The handle rattles again, harder.
“Open the door.”
“I was changing.”
His voice drops half a step. The drop comes right before he stops asking and starts telling.
“Open the door, Theo.”
I shove the phone under the pillow. I pull the jeans on. I zip them with shaking hands. I grab my t-shirt off the floor and pull it over my head and my hair is still damp from the rink shower and I know. I know my face is flushed and my mouth is swollen from where I bit it and my eyes are glassy.
I open the door.
Paul is standing in the hallway in his shirtsleeves. He's holding a folder.
He looks at me.
He looks at my flushed face.
He looks past my shoulder at the rumpled bed and the t-shirt I grabbed off the floor and the boxers I didn't quite get straight.
He doesn't say anything for a second.
“I was going to ask you about Wednesday's tape,” he says slowly. “I can come back.”
“It's fine.”
He doesn't move out of the doorway.
“Is it?”
“Yes.”
His eyes go over my face one more time.
“Who was on the phone?”
“Nobody. I was—I fell asleep for a second. The bus ride.”
“Hm.”
He doesn't believe me. I can see it. He doesn't believe me, and he also isn't going to push it right now—and the not-pushing is worse than the pushing because the not-pushing means he's filing it.
He's adding it to a folder in his head that already has other things in it.
The Saturday he couldn't find me. The Creed thing. The bench.
He hands me the folder he came up with. It's tape notes. Wednesday's opponent.
“Read it before dinner.”
“Yes.”
He's already turning to go.
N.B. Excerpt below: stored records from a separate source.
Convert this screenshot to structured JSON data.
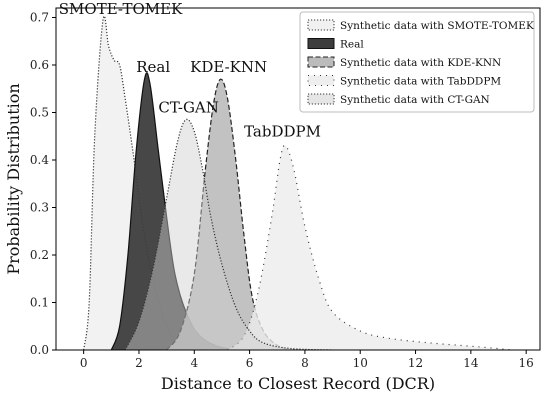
{
  "chart_data": {
    "type": "area",
    "xlabel": "Distance to Closest Record (DCR)",
    "ylabel": "Probability Distribution",
    "xlim": [
      -1,
      16.5
    ],
    "ylim": [
      0,
      0.72
    ],
    "xticks": [
      0,
      2,
      4,
      6,
      8,
      10,
      12,
      14,
      16
    ],
    "yticks": [
      0.0,
      0.1,
      0.2,
      0.3,
      0.4,
      0.5,
      0.6,
      0.7
    ],
    "ytick_labels": [
      "0.0",
      "0.1",
      "0.2",
      "0.3",
      "0.4",
      "0.5",
      "0.6",
      "0.7"
    ],
    "grid": false,
    "legend_position": "top-right",
    "series": [
      {
        "name": "Synthetic data with SMOTE-TOMEK",
        "annotation": "SMOTE-TOMEK",
        "fill": "#eeeeee",
        "fill_opacity": 0.75,
        "stroke": "#333333",
        "dash": "1.2,1.8",
        "points": [
          [
            0,
            0
          ],
          [
            0.2,
            0.1
          ],
          [
            0.4,
            0.45
          ],
          [
            0.7,
            0.695
          ],
          [
            0.9,
            0.64
          ],
          [
            1.1,
            0.61
          ],
          [
            1.3,
            0.6
          ],
          [
            1.5,
            0.53
          ],
          [
            1.8,
            0.41
          ],
          [
            2.1,
            0.28
          ],
          [
            2.5,
            0.15
          ],
          [
            3,
            0.05
          ],
          [
            3.5,
            0.01
          ],
          [
            4,
            0
          ]
        ]
      },
      {
        "name": "Real",
        "annotation": "Real",
        "fill": "#3d3d3d",
        "fill_opacity": 0.95,
        "stroke": "#111111",
        "dash": "",
        "points": [
          [
            1,
            0
          ],
          [
            1.3,
            0.05
          ],
          [
            1.6,
            0.2
          ],
          [
            1.9,
            0.42
          ],
          [
            2.2,
            0.57
          ],
          [
            2.4,
            0.56
          ],
          [
            2.7,
            0.42
          ],
          [
            3,
            0.28
          ],
          [
            3.3,
            0.16
          ],
          [
            3.7,
            0.08
          ],
          [
            4.2,
            0.03
          ],
          [
            5,
            0.005
          ],
          [
            6,
            0
          ]
        ]
      },
      {
        "name": "Synthetic data with KDE-KNN",
        "annotation": "KDE-KNN",
        "fill": "#b7b7b7",
        "fill_opacity": 0.85,
        "stroke": "#222222",
        "dash": "5,2.5",
        "points": [
          [
            3,
            0
          ],
          [
            3.5,
            0.04
          ],
          [
            4,
            0.16
          ],
          [
            4.4,
            0.38
          ],
          [
            4.7,
            0.52
          ],
          [
            4.95,
            0.57
          ],
          [
            5.2,
            0.53
          ],
          [
            5.5,
            0.4
          ],
          [
            5.8,
            0.24
          ],
          [
            6.1,
            0.11
          ],
          [
            6.5,
            0.04
          ],
          [
            7,
            0.01
          ],
          [
            7.5,
            0
          ]
        ]
      },
      {
        "name": "Synthetic data with TabDDPM",
        "annotation": "TabDDPM",
        "fill": "#ececec",
        "fill_opacity": 0.8,
        "stroke": "#333333",
        "dash": "1,5",
        "points": [
          [
            5.2,
            0
          ],
          [
            5.8,
            0.03
          ],
          [
            6.3,
            0.12
          ],
          [
            6.8,
            0.28
          ],
          [
            7.1,
            0.4
          ],
          [
            7.3,
            0.43
          ],
          [
            7.6,
            0.38
          ],
          [
            8,
            0.26
          ],
          [
            8.5,
            0.15
          ],
          [
            9,
            0.08
          ],
          [
            10,
            0.04
          ],
          [
            11,
            0.025
          ],
          [
            12.5,
            0.015
          ],
          [
            14,
            0.008
          ],
          [
            15,
            0.003
          ],
          [
            15.5,
            0
          ]
        ]
      },
      {
        "name": "Synthetic data with CT-GAN",
        "annotation": "CT-GAN",
        "fill": "#cfcfcf",
        "fill_opacity": 0.45,
        "stroke": "#333333",
        "dash": "1.2,1.8",
        "points": [
          [
            1.5,
            0
          ],
          [
            2,
            0.06
          ],
          [
            2.5,
            0.17
          ],
          [
            3,
            0.32
          ],
          [
            3.4,
            0.44
          ],
          [
            3.7,
            0.485
          ],
          [
            4,
            0.46
          ],
          [
            4.3,
            0.38
          ],
          [
            4.6,
            0.28
          ],
          [
            5,
            0.18
          ],
          [
            5.5,
            0.09
          ],
          [
            6,
            0.04
          ],
          [
            6.5,
            0.015
          ],
          [
            7.5,
            0.003
          ],
          [
            9,
            0
          ]
        ]
      }
    ],
    "legend_order": [
      0,
      1,
      2,
      3,
      4
    ]
  }
}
Halfway into the turn he stops.
“And Theo?”
I lift my chin.
“Yes.”
“Unlock the door when you're in this house.”
“Yes.”
He goes back down the stairs.
I close the door.
I don't lock it.
I sit down on the bed and pull the phone out from under the pillow and my hand is trembling so hard I can barely hold it.
There's a new message from Maddox.
fuck. baby.
Then: you did so good.
I stare at the two messages and the shaking in my hand gets worse, not better, and I realize I'm smiling.
I'm smiling with my eyes full and my heart still hammering from Paul's voice on the other side of the door and my body still humming from what I just did for him, and it should feel like I'm coming apart.
It doesn't.
It feels like the only part of my life that's mine.
I type back ok.
I delete it.
I type thank you.
I delete that too.
I type, and send, before I can think about it: when can I see you again?